Prison in Illinois, United States

Logan Correctional Center is an American prison in the state of Illinois for female offenders in Broadwell Township, Logan County, Illinois, near Lincoln and 30 mi north of Springfield. The 150 acre prison opened in January 1978. A 57 acre plot of fenced land houses general population prisoners. It lies just south of the Lincoln Correctional Center, a facility for male offenders.

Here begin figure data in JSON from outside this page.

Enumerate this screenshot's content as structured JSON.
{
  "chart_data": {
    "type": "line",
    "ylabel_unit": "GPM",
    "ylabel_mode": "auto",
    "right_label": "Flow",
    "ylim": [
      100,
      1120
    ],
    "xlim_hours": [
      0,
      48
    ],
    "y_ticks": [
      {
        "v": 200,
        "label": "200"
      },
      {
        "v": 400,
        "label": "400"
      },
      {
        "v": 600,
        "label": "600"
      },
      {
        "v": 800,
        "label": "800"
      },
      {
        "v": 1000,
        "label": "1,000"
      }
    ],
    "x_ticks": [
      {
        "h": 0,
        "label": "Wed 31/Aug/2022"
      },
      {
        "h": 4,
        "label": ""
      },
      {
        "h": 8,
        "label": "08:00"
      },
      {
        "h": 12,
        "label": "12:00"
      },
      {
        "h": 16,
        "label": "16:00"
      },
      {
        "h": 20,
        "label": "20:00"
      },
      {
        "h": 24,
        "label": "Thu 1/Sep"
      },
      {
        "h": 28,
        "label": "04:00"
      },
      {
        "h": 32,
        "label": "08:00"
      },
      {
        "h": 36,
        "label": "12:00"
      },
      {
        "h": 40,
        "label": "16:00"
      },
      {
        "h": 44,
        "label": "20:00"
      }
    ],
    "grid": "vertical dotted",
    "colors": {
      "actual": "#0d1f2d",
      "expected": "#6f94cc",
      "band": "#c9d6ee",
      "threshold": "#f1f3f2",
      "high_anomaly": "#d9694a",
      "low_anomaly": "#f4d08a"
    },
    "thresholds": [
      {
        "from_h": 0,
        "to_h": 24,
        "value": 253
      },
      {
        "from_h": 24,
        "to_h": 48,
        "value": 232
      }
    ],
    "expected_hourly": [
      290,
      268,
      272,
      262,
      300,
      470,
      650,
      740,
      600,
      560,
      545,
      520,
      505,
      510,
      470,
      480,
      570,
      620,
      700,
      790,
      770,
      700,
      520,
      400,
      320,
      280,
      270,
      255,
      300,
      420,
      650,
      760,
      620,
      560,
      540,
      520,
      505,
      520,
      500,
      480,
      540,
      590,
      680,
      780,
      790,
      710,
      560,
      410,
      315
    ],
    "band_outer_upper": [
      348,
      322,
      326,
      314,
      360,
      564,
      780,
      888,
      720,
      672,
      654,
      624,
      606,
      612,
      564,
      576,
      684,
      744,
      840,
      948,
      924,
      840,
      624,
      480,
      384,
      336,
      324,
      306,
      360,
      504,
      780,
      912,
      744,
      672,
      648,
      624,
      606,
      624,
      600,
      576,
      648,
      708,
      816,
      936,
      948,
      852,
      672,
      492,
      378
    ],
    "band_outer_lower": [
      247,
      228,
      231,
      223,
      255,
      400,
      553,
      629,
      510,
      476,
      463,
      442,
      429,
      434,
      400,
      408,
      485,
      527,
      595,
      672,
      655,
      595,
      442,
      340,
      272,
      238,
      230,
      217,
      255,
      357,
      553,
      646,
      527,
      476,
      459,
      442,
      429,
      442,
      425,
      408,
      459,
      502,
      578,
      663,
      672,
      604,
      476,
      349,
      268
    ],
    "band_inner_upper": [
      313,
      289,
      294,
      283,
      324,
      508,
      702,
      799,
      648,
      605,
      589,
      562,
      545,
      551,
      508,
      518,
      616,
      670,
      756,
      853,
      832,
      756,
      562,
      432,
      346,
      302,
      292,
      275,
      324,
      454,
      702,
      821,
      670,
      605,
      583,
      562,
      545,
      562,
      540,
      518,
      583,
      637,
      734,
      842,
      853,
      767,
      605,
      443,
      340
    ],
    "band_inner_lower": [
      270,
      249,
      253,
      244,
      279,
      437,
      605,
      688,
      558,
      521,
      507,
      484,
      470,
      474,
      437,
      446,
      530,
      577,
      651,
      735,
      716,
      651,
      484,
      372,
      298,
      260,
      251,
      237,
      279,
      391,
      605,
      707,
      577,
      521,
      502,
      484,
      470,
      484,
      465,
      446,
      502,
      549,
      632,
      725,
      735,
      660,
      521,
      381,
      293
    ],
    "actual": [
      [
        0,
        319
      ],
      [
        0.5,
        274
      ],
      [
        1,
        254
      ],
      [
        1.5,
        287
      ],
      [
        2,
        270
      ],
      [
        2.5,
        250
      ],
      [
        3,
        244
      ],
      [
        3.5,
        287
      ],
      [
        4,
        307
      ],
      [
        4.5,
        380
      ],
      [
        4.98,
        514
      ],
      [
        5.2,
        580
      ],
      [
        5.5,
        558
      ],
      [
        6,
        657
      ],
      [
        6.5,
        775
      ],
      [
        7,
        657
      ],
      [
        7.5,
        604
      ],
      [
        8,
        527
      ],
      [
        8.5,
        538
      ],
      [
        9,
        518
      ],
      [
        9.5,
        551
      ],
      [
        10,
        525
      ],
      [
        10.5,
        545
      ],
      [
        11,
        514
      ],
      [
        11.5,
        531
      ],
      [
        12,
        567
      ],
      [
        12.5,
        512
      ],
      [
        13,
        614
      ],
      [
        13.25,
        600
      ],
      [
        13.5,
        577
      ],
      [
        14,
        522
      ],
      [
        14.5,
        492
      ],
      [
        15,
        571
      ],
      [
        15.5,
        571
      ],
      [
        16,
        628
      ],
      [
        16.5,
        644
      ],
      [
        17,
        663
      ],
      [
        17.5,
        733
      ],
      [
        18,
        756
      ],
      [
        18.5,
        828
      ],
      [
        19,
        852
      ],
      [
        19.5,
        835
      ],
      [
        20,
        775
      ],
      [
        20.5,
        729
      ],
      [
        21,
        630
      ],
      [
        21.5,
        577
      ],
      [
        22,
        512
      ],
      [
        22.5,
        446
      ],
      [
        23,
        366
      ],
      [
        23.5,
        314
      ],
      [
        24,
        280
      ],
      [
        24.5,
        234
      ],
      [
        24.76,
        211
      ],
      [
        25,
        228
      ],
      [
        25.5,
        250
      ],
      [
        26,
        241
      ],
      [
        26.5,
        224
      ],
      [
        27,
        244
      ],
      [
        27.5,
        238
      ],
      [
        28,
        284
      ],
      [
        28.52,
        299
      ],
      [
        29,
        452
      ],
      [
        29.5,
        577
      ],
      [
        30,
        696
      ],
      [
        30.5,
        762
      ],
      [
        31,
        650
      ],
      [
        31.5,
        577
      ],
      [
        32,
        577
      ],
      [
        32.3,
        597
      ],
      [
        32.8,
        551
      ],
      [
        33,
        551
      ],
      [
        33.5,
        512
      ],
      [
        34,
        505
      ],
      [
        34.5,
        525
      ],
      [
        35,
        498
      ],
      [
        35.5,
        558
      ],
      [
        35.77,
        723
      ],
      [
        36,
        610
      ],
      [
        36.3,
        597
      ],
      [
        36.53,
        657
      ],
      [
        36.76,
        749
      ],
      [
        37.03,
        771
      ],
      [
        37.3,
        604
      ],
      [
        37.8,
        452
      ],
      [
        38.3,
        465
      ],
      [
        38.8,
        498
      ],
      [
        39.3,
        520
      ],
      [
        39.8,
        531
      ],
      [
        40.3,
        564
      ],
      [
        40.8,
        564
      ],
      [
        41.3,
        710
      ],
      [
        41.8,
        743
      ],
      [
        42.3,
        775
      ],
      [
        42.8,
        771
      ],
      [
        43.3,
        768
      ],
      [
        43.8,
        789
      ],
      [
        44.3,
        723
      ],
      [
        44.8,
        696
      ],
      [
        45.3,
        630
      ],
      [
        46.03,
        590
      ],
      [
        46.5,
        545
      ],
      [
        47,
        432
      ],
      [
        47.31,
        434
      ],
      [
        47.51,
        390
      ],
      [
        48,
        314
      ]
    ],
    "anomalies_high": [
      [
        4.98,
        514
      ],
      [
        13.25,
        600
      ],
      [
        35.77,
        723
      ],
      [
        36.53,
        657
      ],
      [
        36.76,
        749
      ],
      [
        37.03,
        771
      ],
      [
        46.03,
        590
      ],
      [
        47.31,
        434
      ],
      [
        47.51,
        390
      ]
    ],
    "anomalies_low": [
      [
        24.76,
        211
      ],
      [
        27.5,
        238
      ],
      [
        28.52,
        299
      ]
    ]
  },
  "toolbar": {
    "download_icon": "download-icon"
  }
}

Until mid-2000, Illinois had coed prisons, housing both male and female inmates in the same prison. The reason for making Logan Correctional Center a coed prison in 1987 was a fast-growing prison population. When it ended in 2000 it was declared an administrative burden, at the time Logan was supposed to become an all-male prison.

==Notable inmates==
- Nicole Abusharif – convicted of the 2007 murder of her domestic partner, Rebecca Klein.
- Tanishia Covington - perpetrator of the 2017 Chicago torture incident hate crime
- Catherine Suh - charged and found guilty of murder, conspiracy to commit murder, and bribery, for the 1993 murder of her boyfriend Robert O'Dubaine. Sentenced to life in prison.
- Marni K. Yang - Charged and found guilty of murdering Shaun Gayle’s girlfriend, Rhoni Reuter.
- Christine Roush - Found guilty of murdering her birth mother Ann Poehlman, sentenced to 40 years. Featured on Snapped series 28.
- Sarah Kolb - one of the murderers of Adrianne Reynolds.

== Conditions ==
The conditions of the Logan Correctional Center have been found to be "untenable" based on a study funded by the Department of Justice in November 2016. In 2024, it was announced that Logan would be torn down as part of $900 million plan by Gov. JB Pritzker and IDOC to rebuild Stateville men’s prison and Logan women’s prison. On June 5, 2026, IDOC and the Illinois Capital Development Board (CDB) announced that a new women’s prison would be constructed in Crest Hill, Illinois, on the same property as the new Stateville prison.

According to the 2025 Annual PREA report, Logan had the only four substantiated cases of staff on person in custody sexual misconduct of all prisons in Illinois. Many of those incarcerated at Logan have experienced gender-based violence and prison reproduces this cycle of violence.